Mercoledi, 03/06/2020 - È stata vincente la scelta di mandare in streaming su Rai Play, per fare memoria dei morti di mafia nel nostro Paese e ricordare i valori della legalità, la fiction dedicata a una donna del tutto unica, Felicia Bartolotta Impastato, madre di Giuseppe Impastato detto Peppino, brutalmente ucciso dalla mafia nel maggio del 1978: nei giorni precedenti alla messa in onda del biopic, in prima serata, una catena di messaggi sui social (sembra lanciata da Giovanni Impastato, fratello di Peppino) pregava di sintonizzarsi su Rai Play (trailer) e seguire il programma, per aumentare l’audience, e dimostrare così ai vertici Rai l’interesse del pubblico alla storia di questa madre coraggio e, di conseguenza, a sostenere la forza delle idee e della cultura per contrastare la mafia: “Vediamoci tutti davanti ai teleschermi, distanti ma uniti, per stare assieme, per fare memoria, per ricordare un messaggio importante”.
Felicia Bartolotta, vedova Impastato, pur avendo sposato Luigi, imparentato con le potenti famiglie mafiose locali, fu la prima donna in Italia a costituirsi Parte Civile, insieme al figlio Giovanni, in un processo di mafia contro i boss locali che erano risultati mandanti dell’omicidio di Peppino (in primis Gaetano Badalamenti), dopo la tragica fine del figlio e dopo aver compreso perché Giuseppe e Giovanni Impastato, i suoi due figli, si erano legati entrambi fin da giovani a movimenti in aperto contrasto con la mafia, decisi a combattere in prima persona la cultura mafiosa che avviliva e devastava la Sicilia e il loro paese di origine, Cinisi. Del resto anche il marito, che aveva cercato in qualche modo di proteggere il figlio, per le sue aperte denunce ai mafiosi tramite Radio Aut e la sua militanza in Democrazia Proletaria, venne giustiziato dalla mafia mediante un finto incidente.
Felicia, dopo la morte annunciata del figlio - che la mafia cercò di trasformare in suicidio e che avvenne nel giorno del ritrovamento del corpo di Aldo Moro, il 9 maggio del 1978 - decise di reagire al dolore con le armi della legge e della cultura (spesso ripeteva: “la mafia non si combatte con la pistola ma con la cultura”) e, per questo, venne criticata nel suo paese: invece di portare il lutto piangendo e stando in silenzio, iniziò a rilasciare interviste, a parlare con tutti coloro che potevano aiutarla, attivisti, giudici, giornalisti, sfidando apertamente i mafiosi locali e aprendo ai giovani e alle scuole la propria casa, che trasformò in un ‘museo’ in ricordo del figlio, raccogliendo materiali, documenti, fotografie che saranno il primo nucleo del Centro Giuseppe Impastato.

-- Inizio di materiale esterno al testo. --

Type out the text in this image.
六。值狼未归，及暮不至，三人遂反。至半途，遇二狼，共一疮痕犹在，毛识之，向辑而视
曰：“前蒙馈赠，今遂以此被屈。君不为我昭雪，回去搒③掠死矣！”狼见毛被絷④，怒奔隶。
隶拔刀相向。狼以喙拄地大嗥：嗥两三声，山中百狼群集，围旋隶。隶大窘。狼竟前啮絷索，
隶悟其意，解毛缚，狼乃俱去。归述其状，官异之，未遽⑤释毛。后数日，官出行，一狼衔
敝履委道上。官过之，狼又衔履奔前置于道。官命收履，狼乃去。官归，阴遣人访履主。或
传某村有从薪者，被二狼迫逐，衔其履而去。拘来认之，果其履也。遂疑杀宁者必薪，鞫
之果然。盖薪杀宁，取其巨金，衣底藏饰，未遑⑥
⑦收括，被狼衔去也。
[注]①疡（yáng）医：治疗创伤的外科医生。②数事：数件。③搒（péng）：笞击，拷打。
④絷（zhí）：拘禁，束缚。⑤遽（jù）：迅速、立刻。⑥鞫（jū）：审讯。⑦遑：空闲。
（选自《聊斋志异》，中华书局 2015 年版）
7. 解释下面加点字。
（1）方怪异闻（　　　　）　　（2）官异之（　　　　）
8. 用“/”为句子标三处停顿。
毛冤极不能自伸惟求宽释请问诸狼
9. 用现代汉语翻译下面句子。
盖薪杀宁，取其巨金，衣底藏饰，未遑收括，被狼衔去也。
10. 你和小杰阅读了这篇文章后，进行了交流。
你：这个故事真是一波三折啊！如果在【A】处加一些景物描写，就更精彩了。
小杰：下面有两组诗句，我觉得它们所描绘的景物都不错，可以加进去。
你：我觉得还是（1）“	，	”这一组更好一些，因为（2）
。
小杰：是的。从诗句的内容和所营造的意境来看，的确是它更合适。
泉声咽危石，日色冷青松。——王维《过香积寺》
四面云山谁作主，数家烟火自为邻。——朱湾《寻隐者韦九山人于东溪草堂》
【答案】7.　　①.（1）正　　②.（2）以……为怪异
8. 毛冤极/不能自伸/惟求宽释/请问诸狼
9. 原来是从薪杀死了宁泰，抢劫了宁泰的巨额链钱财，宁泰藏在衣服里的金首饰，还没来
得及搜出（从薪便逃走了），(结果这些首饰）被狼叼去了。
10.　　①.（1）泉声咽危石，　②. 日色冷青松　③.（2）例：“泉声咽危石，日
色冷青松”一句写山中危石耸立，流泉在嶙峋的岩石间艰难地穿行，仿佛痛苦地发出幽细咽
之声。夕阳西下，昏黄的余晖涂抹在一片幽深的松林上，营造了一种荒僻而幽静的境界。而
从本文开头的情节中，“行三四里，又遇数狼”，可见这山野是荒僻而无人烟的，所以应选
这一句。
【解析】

La fiction mostra Felicia che combatte, specialmente dopo la prima archiviazione per mancanza di prove, per la riapertura del processo insieme al figlio Giovanni e agli amici attivisti di Peppino, che andarono loro stessi a raccogliere prove sul luogo dell’omicidio, fino all’incontro con il giudice Rocco Chinnici (interpretato dal bravo Antonio Catania) che fece riaprire il caso ma venne anche lui assassinato di lì a poco. Dopo vent’anni di travaglio, finalmente, i mandanti vennero affidati alla giustizia. Felicia è morta il 7 dicembre del 2004 e la sua casa di Cinisi si chiama ora «Casa della memoria Felicia e Peppino Impastato».
La personalità di Felicia, interpretata da una bravissima Lunetta Savino, la sua determinazione e ostinazione, ben emergono dalla fiction, che pure soffre, inevitabilmente, di una ‘fattura televisiva’ ma ben arriva l’importante messaggio di impegno civile e di contrasto alla mafia ed insegna come spesso, i risultati, i frutti, di una lotta si vedono sulla lunga distanza.
In questo lavoro paziente e perseverante le donne sono state da sempre in prima linea.